« J’ai arrêté de fumer après une séance d’hypnose »

Fumer pendant 45 ans et arrêter avec l’hypnose, c’est possible. Cette méthode de sevrage tabagique s’avère mystérieuse mais efficace. Pourtant, elle est exclue de la campagne de prévention #Moi(s)sanstabac lancée, depuis le 1er novembre, par le Ministère des Solidarités et de la Santé.

« L’hypnose, c’est l’avenir. J’en suis hyper convaincue, surtout quand vous passez d’un paquet par jour à rien du jour au lendemain. » Il y a cinq ans, Anne-Marie, 60 ans, passe devant un cabinet d’hypnothérapie à Arcachon. C’est le déclic. Depuis, elle n’a plus jamais fumé une cigarette. Pour cette assistante maternelle, « les campagnes de prévention ne sont pas efficaces, même à la télé, ça ne fait rien. Je n’ai jamais rencontré des gens dans la rue qui me sensibilisent » déclare-t-elle avec déception.

Noëlle, 65 ans, confirme : « Je n’ai jamais arrêté de fumer lors des journées sans tabac. » Pourtant, le directeur général de Santé publique France, François Bourdillon affirme le contraire :

« Le succès de la première édition nous a montré que les Français étaient réceptifs à l’incitation positive dans l’arrêt du tabac. #MoisSansTabac agit comme un déclic dans l’esprit des fumeurs et doit s’imposer à l’avenir comme le rendez-vous qui les incite à passer à l’acte. »

Une campagne de prévention qui met en exergue des méthodes de sevrage traditionnelles efficaces selon Pascale Denis-Kandel, médecin généraliste et tabacologue à l’hôpital de Pellegrin. « Le problème c’est la reprise.
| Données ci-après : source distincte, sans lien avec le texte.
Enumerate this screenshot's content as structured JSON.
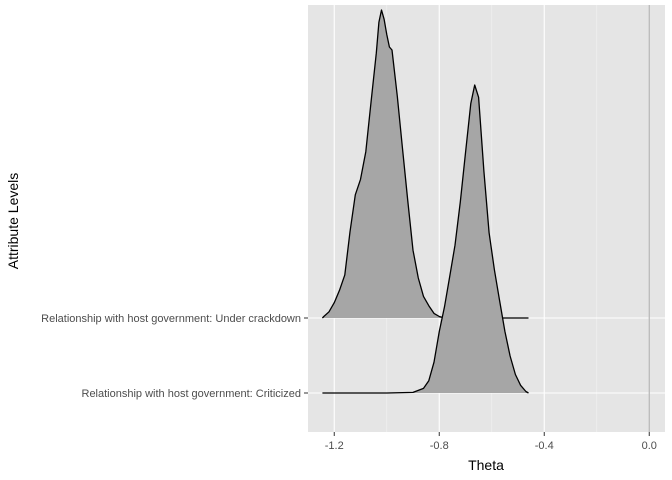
{
  "chart_data": {
    "type": "area",
    "subtype": "ridgeline-density",
    "title": "",
    "xlabel": "Theta",
    "ylabel": "Attribute Levels",
    "xlim": [
      -1.3,
      0.06
    ],
    "x_ticks": [
      -1.2,
      -0.8,
      -0.4,
      0.0
    ],
    "x_tick_labels": [
      "-1.2",
      "-0.8",
      "-0.4",
      "0.0"
    ],
    "reference_line_x": 0.0,
    "grid": true,
    "legend": "none",
    "categories": [
      "Relationship with host government: Criticized",
      "Relationship with host government: Under crackdown"
    ],
    "series": [
      {
        "name": "Relationship with host government: Criticized",
        "range": [
          -1.245,
          -0.46
        ],
        "x": [
          -1.245,
          -1.0,
          -0.9,
          -0.86,
          -0.84,
          -0.82,
          -0.8,
          -0.78,
          -0.76,
          -0.74,
          -0.72,
          -0.7,
          -0.68,
          -0.665,
          -0.65,
          -0.63,
          -0.61,
          -0.59,
          -0.57,
          -0.55,
          -0.53,
          -0.51,
          -0.49,
          -0.47,
          -0.46
        ],
        "density": [
          0,
          0,
          0.002,
          0.015,
          0.04,
          0.1,
          0.2,
          0.28,
          0.38,
          0.48,
          0.62,
          0.78,
          0.94,
          1.0,
          0.96,
          0.72,
          0.52,
          0.4,
          0.3,
          0.2,
          0.12,
          0.06,
          0.025,
          0.005,
          0
        ]
      },
      {
        "name": "Relationship with host government: Under crackdown",
        "range": [
          -1.245,
          -0.46
        ],
        "x": [
          -1.245,
          -1.24,
          -1.22,
          -1.2,
          -1.18,
          -1.16,
          -1.14,
          -1.12,
          -1.1,
          -1.08,
          -1.06,
          -1.04,
          -1.03,
          -1.02,
          -1.01,
          -1.0,
          -0.99,
          -0.98,
          -0.96,
          -0.94,
          -0.92,
          -0.9,
          -0.88,
          -0.86,
          -0.84,
          -0.82,
          -0.8,
          -0.78,
          -0.76,
          -0.72,
          -0.66,
          -0.55,
          -0.46
        ],
        "density": [
          0,
          0.005,
          0.02,
          0.05,
          0.09,
          0.14,
          0.28,
          0.4,
          0.45,
          0.54,
          0.7,
          0.86,
          0.96,
          1.0,
          0.97,
          0.92,
          0.88,
          0.87,
          0.72,
          0.55,
          0.38,
          0.22,
          0.13,
          0.07,
          0.04,
          0.015,
          0.005,
          0,
          0,
          0,
          0,
          0,
          0
        ]
      }
    ]
  }
}
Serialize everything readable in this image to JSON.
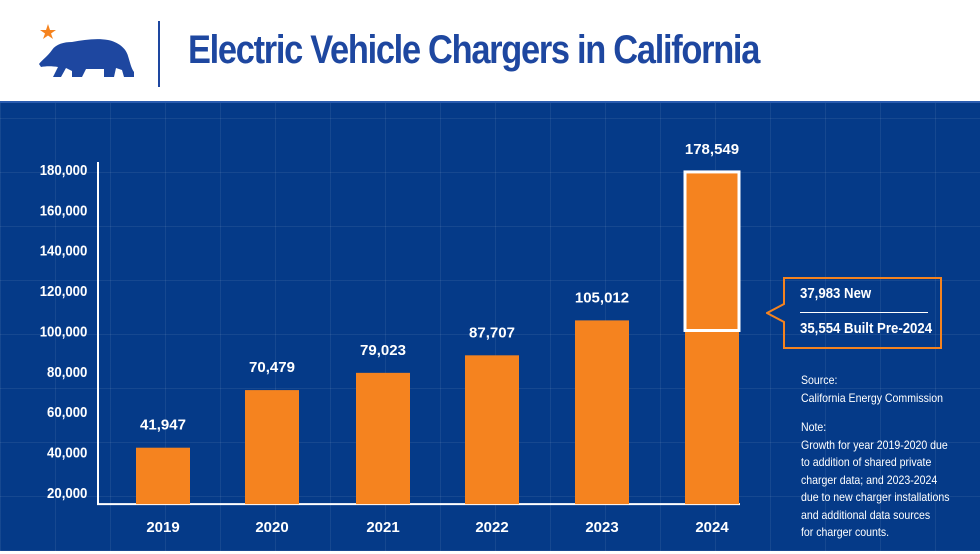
{
  "header": {
    "title": "Electric Vehicle Chargers in California",
    "logo": "California bear with star"
  },
  "colors": {
    "background": "#053a88",
    "bar": "#f5831f",
    "title": "#1e47a0",
    "star": "#f5831f"
  },
  "chart_data": {
    "type": "bar",
    "categories": [
      "2019",
      "2020",
      "2021",
      "2022",
      "2023",
      "2024"
    ],
    "values": [
      41947,
      70479,
      79023,
      87707,
      105012,
      178549
    ],
    "value_labels": [
      "41,947",
      "70,479",
      "79,023",
      "87,707",
      "105,012",
      "178,549"
    ],
    "yticks": [
      "20,000",
      "40,000",
      "60,000",
      "80,000",
      "100,000",
      "120,000",
      "140,000",
      "160,000",
      "180,000"
    ],
    "ytick_values": [
      20000,
      40000,
      60000,
      80000,
      100000,
      120000,
      140000,
      160000,
      180000
    ],
    "ylim": [
      14000,
      180000
    ],
    "grid": true,
    "highlight": {
      "category": "2024",
      "from": 100000,
      "to": 178549
    }
  },
  "callout": {
    "line1": "37,983 New",
    "line2": "35,554 Built Pre-2024"
  },
  "source": {
    "label": "Source:",
    "text": "California Energy Commission"
  },
  "note": {
    "label": "Note:",
    "lines": [
      "Growth for year 2019-2020 due",
      "to addition of shared private",
      "charger data; and 2023-2024",
      "due to new charger installations",
      "and additional data sources",
      "for charger counts."
    ]
  }
}
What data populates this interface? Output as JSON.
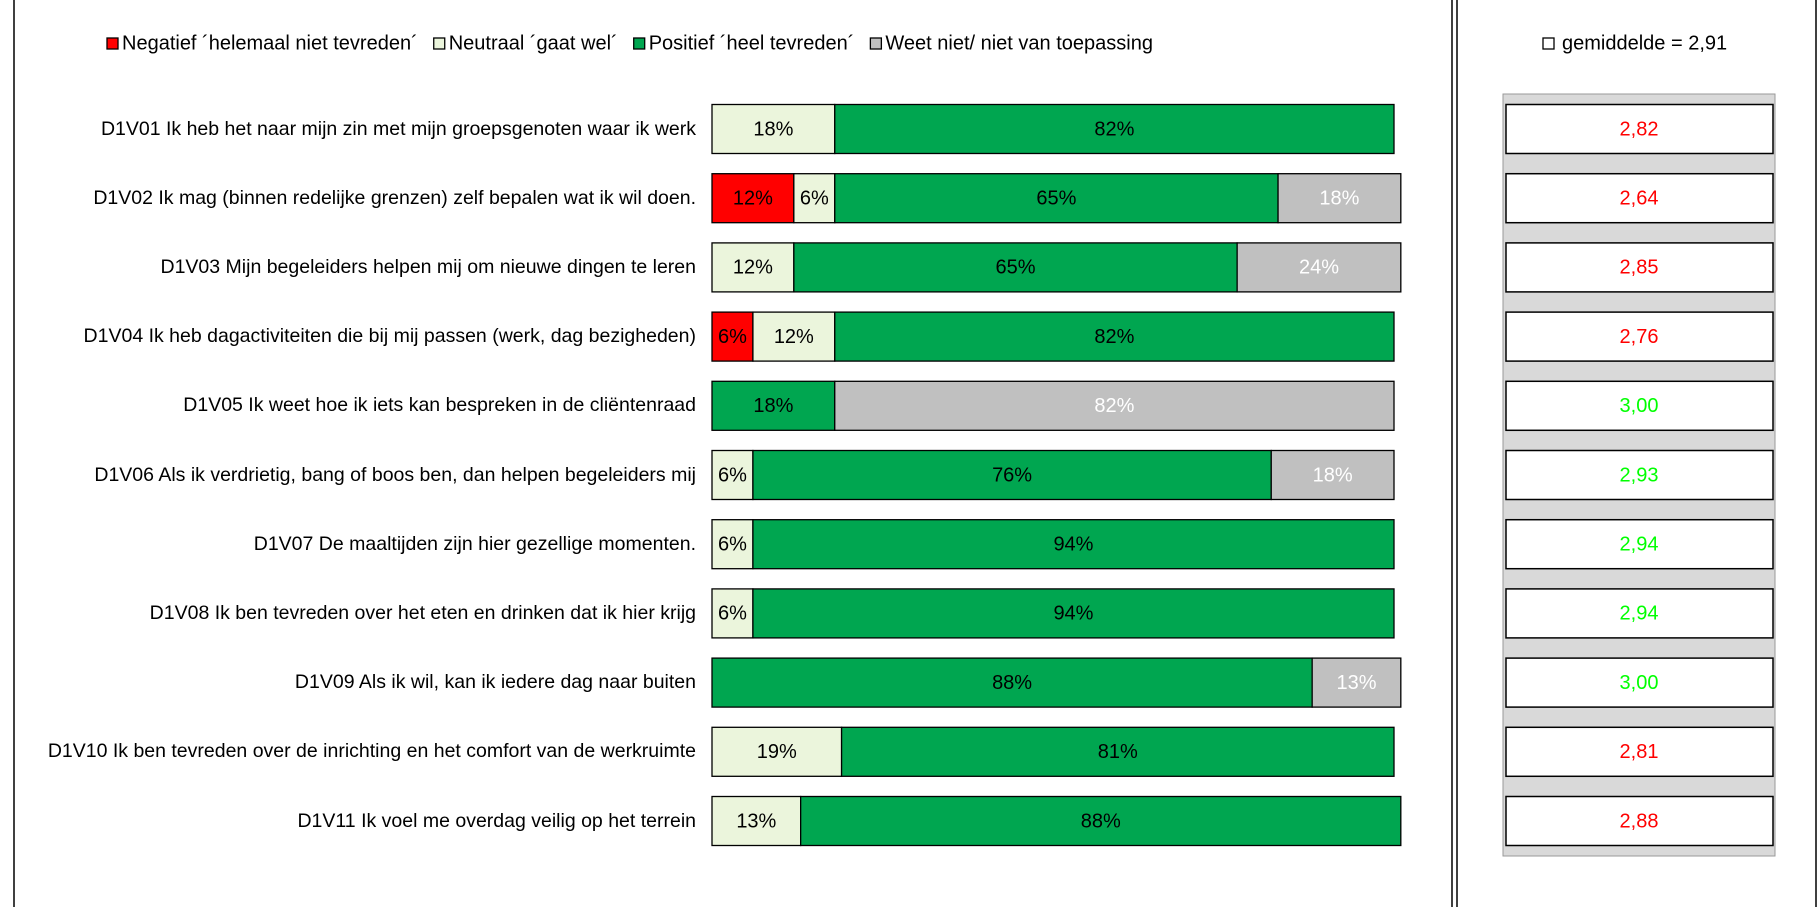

On ne peut pas avoir une méthode définitive car le tabac, c’est une addiction. » Elle ajoute avec insistance : « Si les gens arrêtent de fumer après une séance d’hypnose c’est qu’ils ne sont pas addicts. » Pourtant, elle répond par l’affirmative à la question : une personne qui fume pendant 45 ans est-elle addicte ?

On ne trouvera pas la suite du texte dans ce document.